There’s loosened restrictions on the sale of alcohol (after all who doesn’t want to buy booze as early as 9am!), a re-working of how universities and colleges are funded, the green light to tailgate parties and a new slogan for licence plates -a place to grow. This in conjunction with the recent legalization of marijuana invites the question: a place to grow what?! Pretty meaningless stuff which will do nothing to improve the competitive or fiscal position of our province.
For Ontarians with children in daycare, the budget include a new child tax credit which provides up to 75% of the cost of child care expenses. Also there’s the dental care program for low income seniors and the much-anticipated rapid transit projects which are great -if you live in Toronto. A summary can be found here for you to read.

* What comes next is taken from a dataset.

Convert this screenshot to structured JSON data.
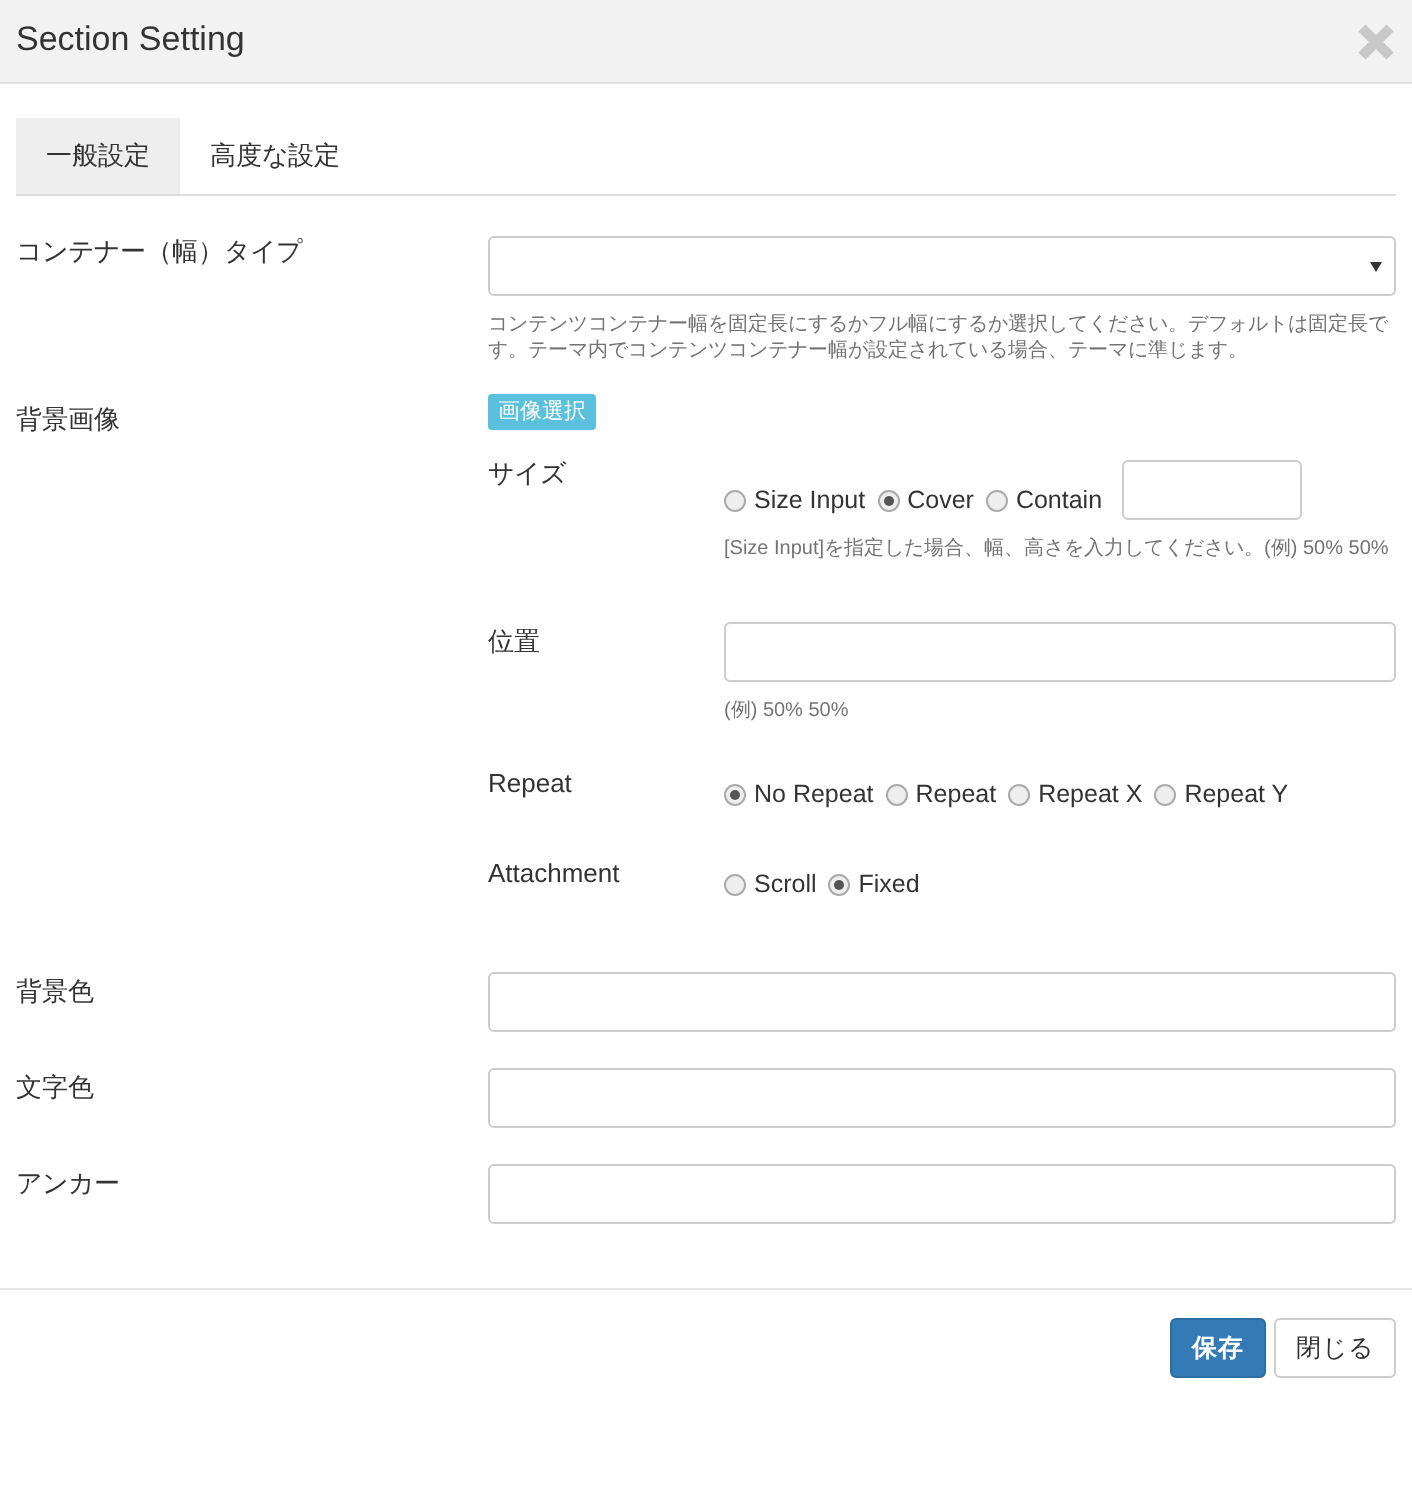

A caretaker budget which surely leaves much to be desired and which can only be considered “good” because it’s not as bad as what was previously proposed. Righting the good ship Ontario requires a sea change (pun intended) in elected governments approach to society and the economy. Without a sound economic foundation, governments will be unable to meet their commitments to citizens. Changing a license plate slogan isn’t going to cut it.
PS For those of you old enough to remember this, I’ve included a link to the dreadfully awful government-funded theme song for Ontario tourism. This is where Ford got the “a place to grow” slogan. With it’s filler chorus of Ontari-ari-ari-o is especially cringe worthy -my guaranteed reaction every time I’m stuck in traffic staring at the words stamped on the license plate in front of me.